I’m trying to learn swift and haven’t done much programming in a very long time and could use some help.
I’m trying to load a local WebVtt file and then parse through the time stamps and the associated text.
Ultimately I’m hoping to make an app for personal use on Mac that can load a transcript WebVtt file and sync it to audio and do like an interactive transcript where the text will sync to the audio file that’s associated or conversely tap on text and have the audio start playing from that location.
Below is a sample WebVtt file:
let testString = """
WEBVTT
00:00:00.000 --> 00:00:04.560
Did you know that up to 80 to 90 percent
00:00:04.560 --> 00:00:09.080
of those making a decision to Code will hit a wall and give up?
00:00:09.080 --> 00:00:14.920
What? Yes, it's true. Did you know that most people give up within the first year?
00:00:14.920 --> 00:00:19.400
Some extra dialog would go here
00:00:19.400 --> 00:00:23.360
also additional dialog would also go here
In case the formatting doesn’t show well there’s a single return from WebVtt and the first time stamp and then a double return in between all the rest including at the end of the file.
My Swift Code:
let regexPattern = /(?m)^(\d{2}:\d{2}:\d{2}\.\d+) +--> +(\d{2}:\d{2}:\d{2}\.\d+).*[\r\n]+\s*(?s)((?:(?!\r?\n\r?\n).)*)/
if let match40 = testString.firstMatch(of: regexPattern) {
let entireResult = match40.output.0
let firstResult = match40.output.1
let secondResult = match40.output.2
let thirdResult = match40.output.3
This works regarding getting the first result of each match and group which was my proof of concept that I seem to be on the right track.
My issue however is when I try switching out firstMatch with wholeMatch nothing I’ve tried let me go beyond the first match (or work at all).
I’ve had Xcode concert the RegEx into RegEx Builder but then the code above doesn’t work and nothing I try works with the auto generated builder code.
Secondly and the larger next issue is how to iterate through the matches as needed? This will be for a file that contains approximately an hour of transcription.
I’m at a loss and over the last month have posted this in other places and really kind of stuck.
Why don't you tackle the problem by breaking it into smaller pieces and working on one piece at a time? That is, break the whole text into lines, and parse each line individually and collate the results.

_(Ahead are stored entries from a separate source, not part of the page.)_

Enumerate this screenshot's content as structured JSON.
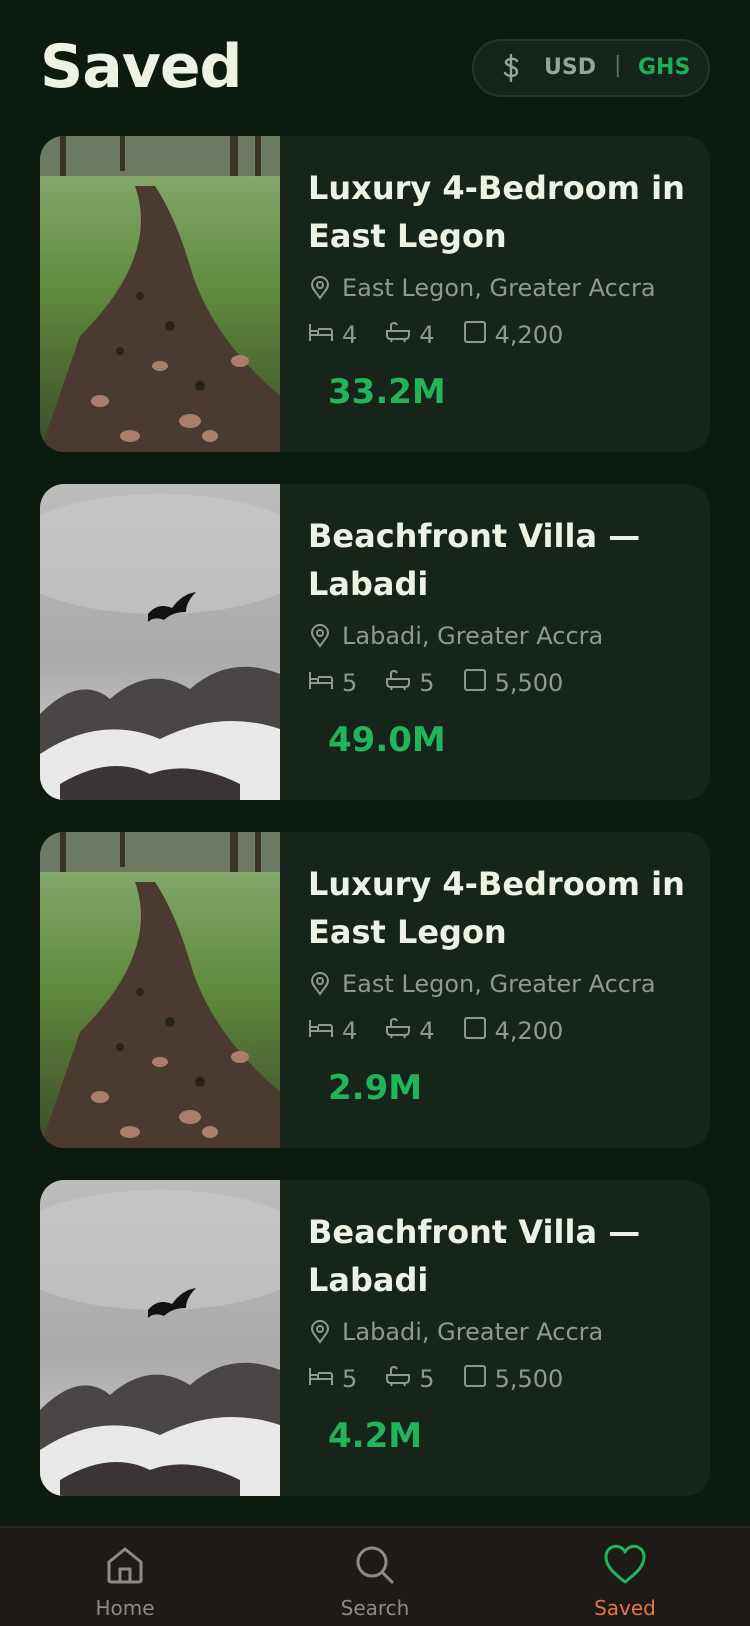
{
  "header": {
    "title": "Saved",
    "currency": {
      "symbol_icon": "dollar-icon",
      "usd_label": "USD",
      "separator": "|",
      "ghs_label": "GHS",
      "active": "GHS",
      "active_color": "#1fae56"
    }
  },
  "listings": [
    {
      "image": "forest-path",
      "title": "Luxury 4-Bedroom in East Legon",
      "location": "East Legon, Greater Accra",
      "beds": "4",
      "baths": "4",
      "area": "4,200",
      "price": "33.2M"
    },
    {
      "image": "misty-mountain-bird",
      "title": "Beachfront Villa — Labadi",
      "location": "Labadi, Greater Accra",
      "beds": "5",
      "baths": "5",
      "area": "5,500",
      "price": "49.0M"
    },
    {
      "image": "forest-path",
      "title": "Luxury 4-Bedroom in East Legon",
      "location": "East Legon, Greater Accra",
      "beds": "4",
      "baths": "4",
      "area": "4,200",
      "price": "2.9M"
    },
    {
      "image": "misty-mountain-bird",
      "title": "Beachfront Villa — Labadi",
      "location": "Labadi, Greater Accra",
      "beds": "5",
      "baths": "5",
      "area": "5,500",
      "price": "4.2M"
    }
  ],
  "nav": {
    "items": [
      {
        "label": "Home",
        "icon": "home-icon"
      },
      {
        "label": "Search",
        "icon": "search-icon"
      },
      {
        "label": "Saved",
        "icon": "heart-icon"
      }
    ],
    "active": "Saved",
    "active_color": "#e8734a",
    "active_icon_color": "#22b45a"
  }
}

That’s initially what I was trying to do when I had Xcode try to convert the RegEx into the newer RegEx builder code.
I figured with the capture’s I could do named captures but nothing worked for me and I’m not at the point where I could figure out why it wasn’t working as there was no explicit errors.
Maybe it was a mistake on my part but many tutorials that are out there for learning swift focus on games and I figured I’d try to learn by building something I was interested in and would maintain myself.
Breaking it down is my next step but wanted to do a call for help as well as I realize I’m over my head at the moment.
The above is my RegexBuilder code that I got working.
Below is my code to cycle to show all the RegEx Matches:
let matches = testString.matches(of: patternTest)
print("Array of Text elements are:")
for match14 in matches {
let (notSureWhatGoesHere) = match14.output
print(match14.output.3)
}
The following code will print only the text from the WebVTT file without the timestamps. If you need to get all the first timestamps change the "print(match14.output.3" to "print(match14.output.1" and if you need all of the ending timestamps you can use "print(match14.output.2".
Embarrassingly enough I wasn't sure what goes in the second let hence the "notSureWhatGoesHere" but for my purposes of just accessing all the RegEx Matches and Groups in Swift this is working for me in a Swift Playground file.
I hope this might help someone else later on as well.